Last Tuesday I’ve made my first meeting with Dr. Atwell, my co-supervisor, and he suggested the following research areas:
– Extending the Quranic Arabic Corpus (http://corpus.quran.com/) to include Tafsir texts, and use Artificial Intelligence or Natural Language Processing to enrich or enhance the text with a formal representation of some of the knowledge in the text. For example, adding PoS-tags and morphological analyses to Tafsir texts, and/or building a network of related Tafsir texts.
– Extending the Quranic corpus to include other Classical Arabic texts, then using this extended corpus to provide more examples of use and contexts for each Quranic word in order to extract a concordance of each Quranic word showing its meaning in Classical Arabic.
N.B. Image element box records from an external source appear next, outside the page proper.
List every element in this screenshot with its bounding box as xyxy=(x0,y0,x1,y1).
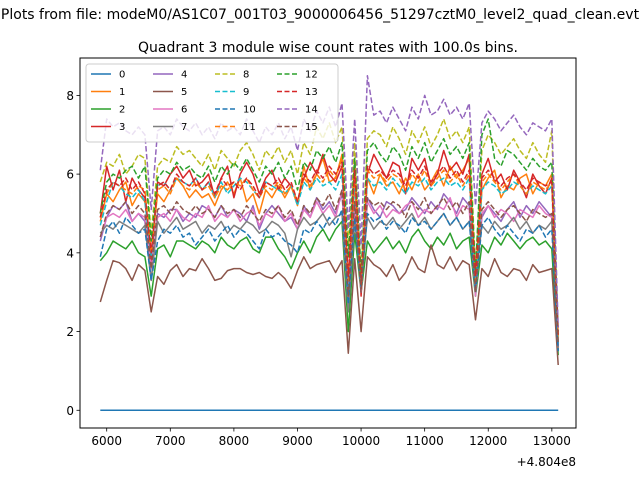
x-tick-label: 7000 xyxy=(155,434,186,448)
y-tick-label: 8 xyxy=(66,89,74,103)
series-lines xyxy=(99,74,559,412)
y-tick-label: 6 xyxy=(66,168,74,182)
y-axis: 0 2 4 6 8 xyxy=(66,89,80,418)
legend-label: 10 xyxy=(243,105,256,116)
series-line-5 xyxy=(99,244,559,366)
legend-box xyxy=(85,63,339,143)
x-tick-label: 12000 xyxy=(469,434,507,448)
x-tick-label: 11000 xyxy=(406,434,444,448)
legend-label: 7 xyxy=(181,122,187,133)
figure-suptitle: Plots from file: modeM0/AS1C07_001T03_90… xyxy=(1,7,640,23)
series-line-10 xyxy=(99,208,559,352)
series-line-12 xyxy=(99,118,559,332)
x-tick-label: 10000 xyxy=(342,434,380,448)
x-tick-label: 13000 xyxy=(533,434,571,448)
legend-label: 4 xyxy=(181,70,187,81)
x-tick-label: 6000 xyxy=(91,434,122,448)
legend-label: 2 xyxy=(119,105,125,116)
legend-label: 5 xyxy=(181,87,187,98)
x-axis: 6000 7000 8000 9000 10000 11000 12000 13000 xyxy=(91,428,571,448)
x-tick-label: 9000 xyxy=(282,434,313,448)
y-tick-label: 0 xyxy=(66,404,74,418)
y-tick-label: 4 xyxy=(66,246,74,260)
series-line-3 xyxy=(99,149,559,348)
y-tick-label: 2 xyxy=(66,325,74,339)
legend-label: 1 xyxy=(119,87,125,98)
series-line-2 xyxy=(99,220,559,356)
legend-label: 15 xyxy=(305,122,318,133)
series-line-15 xyxy=(99,189,559,344)
series-line-6 xyxy=(99,189,559,344)
legend-label: 6 xyxy=(181,105,187,116)
legend-label: 14 xyxy=(305,105,318,116)
x-tick-label: 8000 xyxy=(219,434,250,448)
legend-label: 12 xyxy=(305,70,318,81)
plot-frame xyxy=(79,57,577,429)
legend-label: 9 xyxy=(243,87,249,98)
chart-title: Quadrant 3 module wise count rates with … xyxy=(138,40,518,56)
series-line-9 xyxy=(99,173,559,344)
series-line-13 xyxy=(99,161,559,336)
legend-label: 8 xyxy=(243,70,249,81)
legend-label: 3 xyxy=(119,122,125,133)
series-line-11 xyxy=(99,157,559,336)
legend-label: 13 xyxy=(305,87,318,98)
x-offset-label: +4.804e8 xyxy=(517,455,576,469)
legend-label: 11 xyxy=(243,122,256,133)
legend-label: 0 xyxy=(119,70,125,81)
This can be accompanied by automating the building of a distribtional lexical semantic model using Scooplex.
He also suggested creating a blog to record my research progress, and help making contact with other people who are interested in Quranic Arabic Computing.
My next research steps are:
– Creating my own blog.
-Investigating the format of available online Tafseer files (for example: http://altafsir.com) and check if they are compatible with the Quranic Arabic Corpus in order to be used in extending it.
– Exploring the “verse similarity network” in which each verse is linked to its related verses (http://textminingthequran.com/wiki/Verse_relatedness_in_Ibn_Kathir) and check if the same can be applied to Tafseer texts.
-Studying the work of Justin Washtell in researching lexical semantics models derived from a large corpus (http://www.comp.leeds.ac.uk/washtell).